Attorney General Jeff Sessions’ department argued to the U.S. Court of Appeals for the Second Circuit that the federal law, particularly a section on employment discrimination, cannot be applied to LGBTQ people.
“The essential element of sex discrimination under Title VII is that employees of one sex must be treated worse than similarly situated employees of the other sex, and sexual orientation discrimination simply does not have that effect,” the brief says.
One of the nation’s largest LGBTQ advocacy groups, the Human Rights Campaign, issued a statement condemning the brief and the treatment of the LGBTQ community by the Trump administration.
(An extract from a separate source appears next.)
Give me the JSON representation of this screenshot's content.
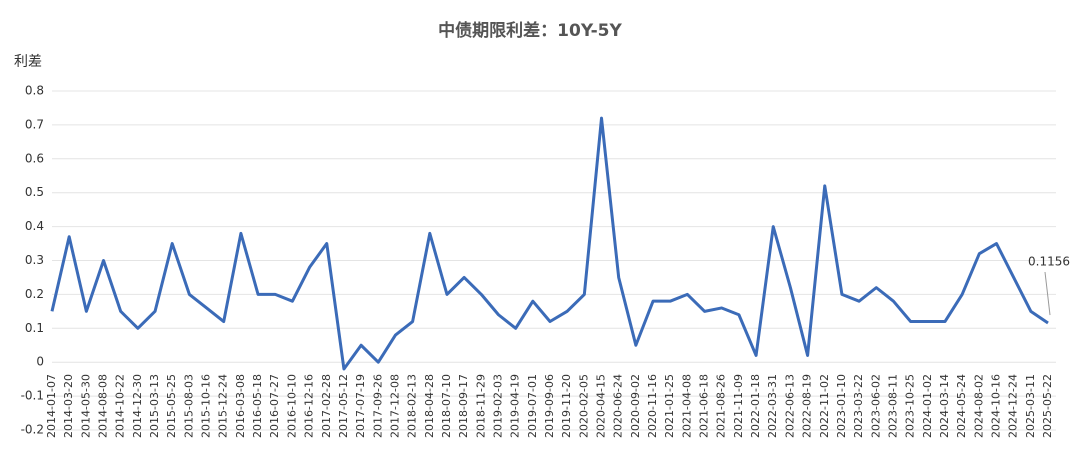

“Attacks against the LGBTQ community at all levels of government continue to pour in from the Trump-Pence Administration,” said HRC Legal Director Sarah Warbelow. “In one fell swoop, Trump’s DOJ has provided a roadmap for dismantling years of federal protections and declared that lesbian, gay, and bisexual people may no longer be protected by landmark civil rights laws such as the Fair Housing Act, Title IX, or Title VII. For over a decade, courts have determined that discrimination on the basis of LGBTQ status is unlawful discrimination under federal law. Today’s filing is a shameful retrenchment of an outmoded interpretation that forfeits faithful interpretation of current law to achieve a politically-driven and legally specious result.”
The ACLU also responded to the brief, calling it a “gratuitous and extraordinary attack” on the LGBTQ community.
Fortunately the courts, not an administration playing politcs with people's lives, will decide if the Civil Rights Act protects LGBT people.
— ACLU National (@ACLU) July 27, 2017
The Justice Department’s amicus brief was in response to a lawsuit that was filed by skydiving instructor Donald Zarda, who believed that he had been fired because of his sexual orientation. Zarda’s attorneys say this was a violation of the Civil Rights Act of 1964’s Title VII section prohibiting employment discrimination.